Safety is another of our concerns. Studies show that the use of gabapentin before surgery slightly increases the incidence of drowsiness. However, the drowsiness is mild, brief, and gradually decreases as the treatment time increases. Gabapentin has no effect on the incidence of postoperative nausea and vomiting;42 however, there is no research focusing on the effect of preoperative gabapentin on its side effects, such as nausea, vomiting, drowsiness, and postoperative recovery after intraspinal tumor resection. In the proposed study, we will strictly limit patients to those 18–65 years old with ASA grades I–II. In addition, every patient will be monitored intensively to detect and manage potential adverse events in a timely manner. If the patients exhibit any adverse events associated with the experimental drugs, such as signs of vertigo, somnolence, headache, ataxia, nystagmus, peripheral edema, digestive symptoms (diarrhea, bloating, and nausea), and allergies (rashes and dermatitis), the drug will be stopped at once. However, we note that overly stringent inclusion and exclusion criteria may affect the generalization of the conclusion.

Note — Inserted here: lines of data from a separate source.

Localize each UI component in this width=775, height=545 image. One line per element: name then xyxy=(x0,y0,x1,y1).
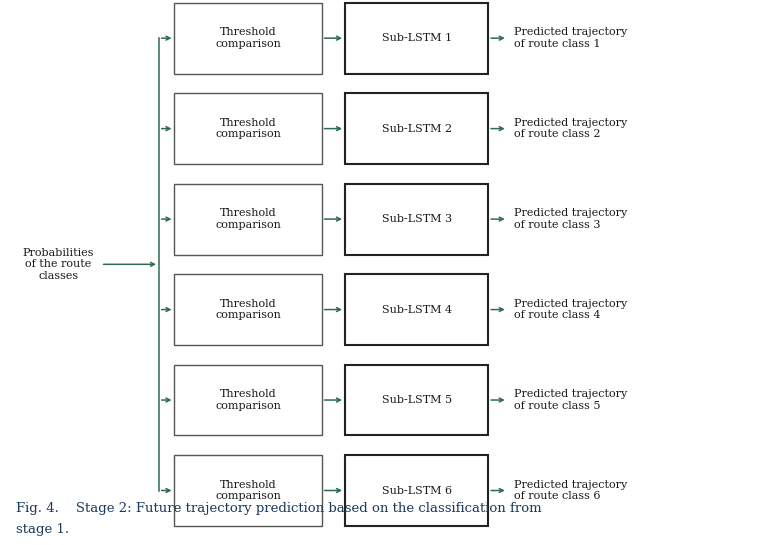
Bar xyxy=(174,184,322,255)
Text: Predicted trajectory
of route class 2: Predicted trajectory of route class 2 xyxy=(514,118,627,140)
Text: Sub-LSTM 3: Sub-LSTM 3 xyxy=(381,214,452,224)
Bar xyxy=(345,93,488,164)
Text: Predicted trajectory
of route class 1: Predicted trajectory of route class 1 xyxy=(514,27,627,49)
Text: Threshold
comparison: Threshold comparison xyxy=(215,208,281,230)
Text: Fig. 4.    Stage 2: Future trajectory prediction based on the classification fro: Fig. 4. Stage 2: Future trajectory predi… xyxy=(16,502,541,515)
Bar xyxy=(174,455,322,526)
Text: Threshold
comparison: Threshold comparison xyxy=(215,118,281,140)
Text: Predicted trajectory
of route class 5: Predicted trajectory of route class 5 xyxy=(514,389,627,411)
Text: Predicted trajectory
of route class 6: Predicted trajectory of route class 6 xyxy=(514,480,627,501)
Text: Threshold
comparison: Threshold comparison xyxy=(215,27,281,49)
Text: Predicted trajectory
of route class 3: Predicted trajectory of route class 3 xyxy=(514,208,627,230)
Text: stage 1.: stage 1. xyxy=(16,523,69,536)
Text: Sub-LSTM 6: Sub-LSTM 6 xyxy=(381,486,452,495)
Text: Sub-LSTM 1: Sub-LSTM 1 xyxy=(381,33,452,43)
Bar xyxy=(174,93,322,164)
Text: Probabilities
of the route
classes: Probabilities of the route classes xyxy=(22,248,94,281)
Text: Sub-LSTM 2: Sub-LSTM 2 xyxy=(381,124,452,134)
Text: Sub-LSTM 4: Sub-LSTM 4 xyxy=(381,305,452,314)
Bar xyxy=(345,3,488,74)
Text: Threshold
comparison: Threshold comparison xyxy=(215,389,281,411)
Bar xyxy=(345,184,488,255)
Bar xyxy=(174,3,322,74)
Bar xyxy=(345,455,488,526)
Bar xyxy=(174,365,322,435)
Bar xyxy=(345,274,488,345)
Text: Sub-LSTM 5: Sub-LSTM 5 xyxy=(381,395,452,405)
Bar xyxy=(174,274,322,345)
Text: Predicted trajectory
of route class 4: Predicted trajectory of route class 4 xyxy=(514,299,627,320)
Text: Threshold
comparison: Threshold comparison xyxy=(215,299,281,320)
Text: Threshold
comparison: Threshold comparison xyxy=(215,480,281,501)
Bar xyxy=(345,365,488,435)
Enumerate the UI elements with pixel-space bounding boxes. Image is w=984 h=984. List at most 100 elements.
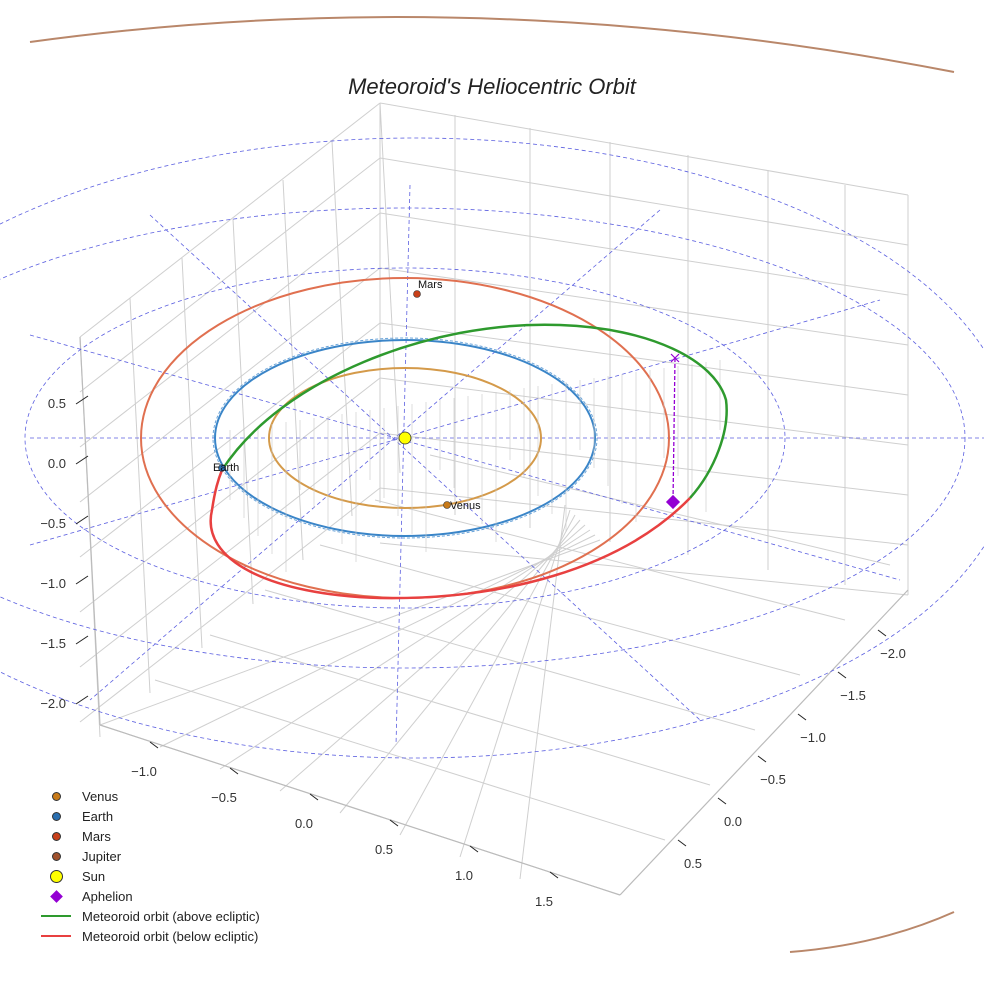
axis-edge [99,724,621,896]
legend-item-sun[interactable]: Sun [36,866,260,886]
grid-line [379,322,909,396]
red-line-icon [41,935,71,937]
x-tick-label: 1.0 [455,868,473,883]
grid-line [79,487,381,723]
x-tick-mark [309,793,319,801]
axis-grid [79,102,909,896]
grid-line [129,297,151,694]
grid-line [379,267,909,346]
legend-label: Meteoroid orbit (below ecliptic) [82,928,259,944]
legend-item-aphelion[interactable]: Aphelion [36,886,260,906]
sun-marker-icon [49,869,63,883]
grid-line [79,432,381,668]
grid-line [79,212,381,448]
x-tick-mark [389,819,399,827]
grid-line [99,539,601,726]
y-tick-label: 0.0 [724,814,742,829]
tick-labels: −1.0 −0.5 0.0 0.5 1.0 1.5 −2.0 −1.5 −1.0 −0.5 0.0 0… [40,395,906,909]
y-tick-label: −1.0 [800,730,826,745]
legend-label: Jupiter [82,848,122,864]
y-tick-mark [877,629,887,637]
green-line-icon [41,915,71,917]
z-tick-mark [75,515,89,525]
z-tick-label: 0.5 [48,396,66,411]
meteoroid-orbit-below [209,469,691,600]
grid-line [79,267,381,503]
x-tick-label: 0.0 [295,816,313,831]
z-tick-label: −0.5 [40,516,66,531]
grid-line [232,218,254,605]
legend-item-mars[interactable]: Mars [36,826,260,846]
y-tick-mark [717,797,727,805]
y-tick-mark [757,755,767,763]
z-tick-mark [75,695,89,705]
legend-item-orbit-above[interactable]: Meteoroid orbit (above ecliptic) [36,906,260,926]
grid-line [339,519,581,814]
grid-line [79,102,381,338]
grid-line [374,499,846,621]
earth-orbit-trace [212,337,598,539]
grid-line [154,679,666,841]
legend: Venus Earth Mars Jupiter Sun Aphelion Me… [36,786,260,946]
aphelion-projection-x-marker [670,353,680,363]
grid-line [519,504,566,880]
y-tick-label: −0.5 [760,772,786,787]
aphelion-diamond-icon [49,889,63,903]
ecliptic-reference-grid [0,137,984,759]
z-tick-mark [75,635,89,645]
meteoroid-orbit [209,323,728,600]
grid-line [282,179,304,561]
z-tick-label: −2.0 [40,696,66,711]
venus-orbit [268,367,542,509]
earth-marker-icon [51,811,61,821]
y-tick-mark [677,839,687,847]
mars-marker [413,290,421,298]
x-tick-label: 1.5 [535,894,553,909]
mars-label: Mars [418,279,443,291]
x-tick-label: 0.5 [375,842,393,857]
z-tick-label: −1.5 [40,636,66,651]
x-tick-mark [229,767,239,775]
legend-item-orbit-below[interactable]: Meteoroid orbit (below ecliptic) [36,926,260,946]
jupiter-orbit [29,16,955,953]
legend-label: Meteoroid orbit (above ecliptic) [82,908,260,924]
meteoroid-orbit-above [220,323,728,499]
ecliptic-ring [0,207,966,669]
legend-label: Aphelion [82,888,133,904]
grid-line [264,589,756,731]
y-tick-mark [797,713,807,721]
y-tick-label: −1.5 [840,688,866,703]
jupiter-orbit-arc [29,16,955,73]
markers: Venus Earth Mars [213,279,681,512]
legend-label: Sun [82,868,106,884]
z-tick-mark [75,455,89,465]
x-tick-mark [149,741,159,749]
x-tick-mark [549,871,559,879]
grid-line [209,634,711,786]
ecliptic-spoke [149,214,701,721]
ecliptic-ring [0,137,984,759]
grid-line [79,157,381,393]
grid-line [379,102,909,196]
earth-label: Earth [213,462,239,474]
grid-line [379,377,909,446]
x-tick-mark [469,845,479,853]
legend-label: Earth [82,808,114,824]
z-tick-mark [75,575,89,585]
jupiter-marker-icon [51,851,61,861]
grid-line [279,524,586,792]
legend-item-venus[interactable]: Venus [36,786,260,806]
x-tick-label: −1.0 [131,764,157,779]
y-tick-mark [837,671,847,679]
z-tick-label: −1.0 [40,576,66,591]
ecliptic-spoke [29,334,901,581]
grid-line [379,212,909,296]
legend-label: Mars [82,828,111,844]
ecliptic-spoke [89,209,661,701]
jupiter-orbit-arc [789,911,955,953]
legend-item-jupiter[interactable]: Jupiter [36,846,260,866]
x-tick-label: −0.5 [211,790,237,805]
y-tick-label: −2.0 [880,646,906,661]
legend-item-earth[interactable]: Earth [36,806,260,826]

In summary, there are few studies on postoperative analgesia for patients with intraspinal tumors, while those that have investigated this topic have employed small sample sizes. The efficiency and safety of multimodal analgesia using different analgesia methods or drugs after intraspinal tumor resection need to be confirmed by more trials. In this study, gabapentin, a clinical drug for the treatment of neuropathic pain, will be used for the first time in perioperative pain management for patients with intraspinal tumors. If the results of this randomized, double-blind, and controlled prospective clinical study show that perioperative multimodal analgesia combining gabapentin with sufentanil can significantly decrease postoperative sufentanil consumption, this study will help improve the analgesic effect and accelerate postoperative recovery for these patients.

Trial Status

The trial was registered at chictr.org.cn on May 3rd, 2021 (identifier ChiCTR2100046055). The study was approved by the Institutional Review Board at Beijing Tiantan Hospital, Capital Medical University, on February 8th, 2021 (reference number KY2020-141-02). The first participant was recruited on 20 June 2021, and the anticipated completion date will be 31 December 2022.

Data Sharing Statement

The CRF will be stored at Beijing Tiantan Hospital. The datasets will be available from the primary investigator upon reasonable request after the publication of the study results.

Acknowledgments

This work was supported by funding from WUJIEPING medical foundation (320.6750.2022-05-1).

Author Contributions

All authors contributed to data analysis, drafting, or revising the article, have agreed on the journal to which the article will be submitted, gave final approval of the version to be published, and agree to be accountable for all aspects of the work. Yuan Zhang and Hongli Yue contributed equally to this work. Ruquan Han and Weihua Cui are the co-corresponding authors of the article.

Disclosure

The authors declare no competing interests.